Sabtu, 19 Juni 2021

Sejarah Menjadi Indonesia (60): Borobudur, Rekonstruksi Candi Masa Ini or Konstruksi Candi Zaman Kuno? Suatu Pulau di Danau?

 

*Untuk melihat semua artikel Sejarah Menjadi Indonesia dalam blog Klik Disini 

Candi Borobudur zaman kuno milik penduduk pedalaman Jawa bagian tengah (wilayah Magelang), tetapi kini telah menjadi milik dunia (tidak hanya Indonesia). Dalam hal inilah mengapa begitu penting tentang keberadaan candi Borobudur. Candi yang sangat besar ini yang diperkirakan dibangun pada abad ke-9 hingga kini masih bersifat misteri, karena bagaimana sejarah membangunnya hingga kini masih perdebatan. Hal ini karena mengundang pertanyaan seperti bagaimana cara menyusun kontruksinya yang terdiri dari batu yang banyak dan besar-besar pula. Pertanyaan yang sama juga mirip dengan pembangunan piramida kuno di Mesir.

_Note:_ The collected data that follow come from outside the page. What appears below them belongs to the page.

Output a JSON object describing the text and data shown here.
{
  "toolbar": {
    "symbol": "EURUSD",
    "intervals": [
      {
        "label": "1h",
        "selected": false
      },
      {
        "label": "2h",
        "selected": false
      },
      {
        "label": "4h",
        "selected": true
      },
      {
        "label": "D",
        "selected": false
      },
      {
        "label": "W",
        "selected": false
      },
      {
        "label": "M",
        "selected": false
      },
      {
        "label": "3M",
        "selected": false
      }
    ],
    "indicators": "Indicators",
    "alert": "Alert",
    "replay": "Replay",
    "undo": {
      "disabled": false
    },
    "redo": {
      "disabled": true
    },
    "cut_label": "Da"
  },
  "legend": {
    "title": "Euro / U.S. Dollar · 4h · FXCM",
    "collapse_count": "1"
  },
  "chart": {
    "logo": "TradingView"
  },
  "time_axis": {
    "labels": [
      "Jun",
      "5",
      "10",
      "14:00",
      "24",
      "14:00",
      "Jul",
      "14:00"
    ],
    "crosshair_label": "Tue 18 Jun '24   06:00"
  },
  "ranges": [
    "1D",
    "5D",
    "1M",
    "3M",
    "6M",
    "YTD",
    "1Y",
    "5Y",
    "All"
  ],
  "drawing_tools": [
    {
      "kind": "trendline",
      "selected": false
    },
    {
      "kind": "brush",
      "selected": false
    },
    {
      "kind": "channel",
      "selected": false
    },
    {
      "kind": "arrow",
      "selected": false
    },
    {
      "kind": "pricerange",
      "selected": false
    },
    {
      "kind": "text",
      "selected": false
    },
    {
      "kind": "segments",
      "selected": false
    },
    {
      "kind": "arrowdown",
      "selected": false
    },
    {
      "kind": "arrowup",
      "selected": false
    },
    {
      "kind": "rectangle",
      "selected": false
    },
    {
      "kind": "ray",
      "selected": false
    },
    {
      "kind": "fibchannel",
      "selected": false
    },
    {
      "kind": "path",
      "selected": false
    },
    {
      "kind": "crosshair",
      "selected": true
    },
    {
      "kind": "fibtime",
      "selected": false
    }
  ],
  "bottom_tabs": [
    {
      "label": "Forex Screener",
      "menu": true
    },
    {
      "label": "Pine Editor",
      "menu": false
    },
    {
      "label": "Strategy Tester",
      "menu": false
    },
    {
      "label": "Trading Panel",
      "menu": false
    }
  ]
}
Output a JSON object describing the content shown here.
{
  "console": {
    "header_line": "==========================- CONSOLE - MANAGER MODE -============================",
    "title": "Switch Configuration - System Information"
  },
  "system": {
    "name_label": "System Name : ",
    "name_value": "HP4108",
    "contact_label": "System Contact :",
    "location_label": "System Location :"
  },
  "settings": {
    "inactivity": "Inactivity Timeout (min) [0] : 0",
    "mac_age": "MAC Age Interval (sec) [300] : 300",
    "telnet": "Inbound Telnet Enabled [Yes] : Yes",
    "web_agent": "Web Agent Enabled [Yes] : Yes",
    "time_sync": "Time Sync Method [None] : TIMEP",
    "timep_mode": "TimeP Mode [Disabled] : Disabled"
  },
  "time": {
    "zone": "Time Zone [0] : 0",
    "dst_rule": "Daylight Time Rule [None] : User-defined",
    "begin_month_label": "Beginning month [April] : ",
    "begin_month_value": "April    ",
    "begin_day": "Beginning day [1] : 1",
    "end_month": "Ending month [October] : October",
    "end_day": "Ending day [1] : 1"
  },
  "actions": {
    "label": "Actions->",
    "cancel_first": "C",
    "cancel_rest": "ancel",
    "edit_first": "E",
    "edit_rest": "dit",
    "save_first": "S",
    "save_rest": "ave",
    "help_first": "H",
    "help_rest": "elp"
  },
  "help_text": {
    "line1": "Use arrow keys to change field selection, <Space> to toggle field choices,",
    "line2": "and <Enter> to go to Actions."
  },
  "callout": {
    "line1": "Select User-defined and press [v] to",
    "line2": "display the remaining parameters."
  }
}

Pembangunan (struktur) candi Borobudur tidaklah mudah. Juga tidak dilakukan dalam tempo singkat. Candi Borobudur yang sekarang bukanlah hasil kontruksi (pertama) tetapi hasil rekonstruksi (konstruksi kedua). Sejak candi Borobudur, yang sempat hilang dan kemudian ditemukan pada era Raffles, mulai dari proses ekskavasi hingga ditata kembali (rekonstruksi) seperti yang sekarang membutuhkan waktu yang lama. Itu baru proses rekonstruksi di zaman modern yang sudah tinggi level teknologinya. Lantas bagaimana prsoses konstruksinya di zaman kuno. Tentu dalam hal ini kita bertanya-tanya dan masih dipertanyakan. Pada masa ini membangun gedung tinggi semisal 100 tingkat mudah dipahami karena menggunakan teknologi crane. Lalu bagaimana candi Borobudur dibangun pada zaman teknologi bambu.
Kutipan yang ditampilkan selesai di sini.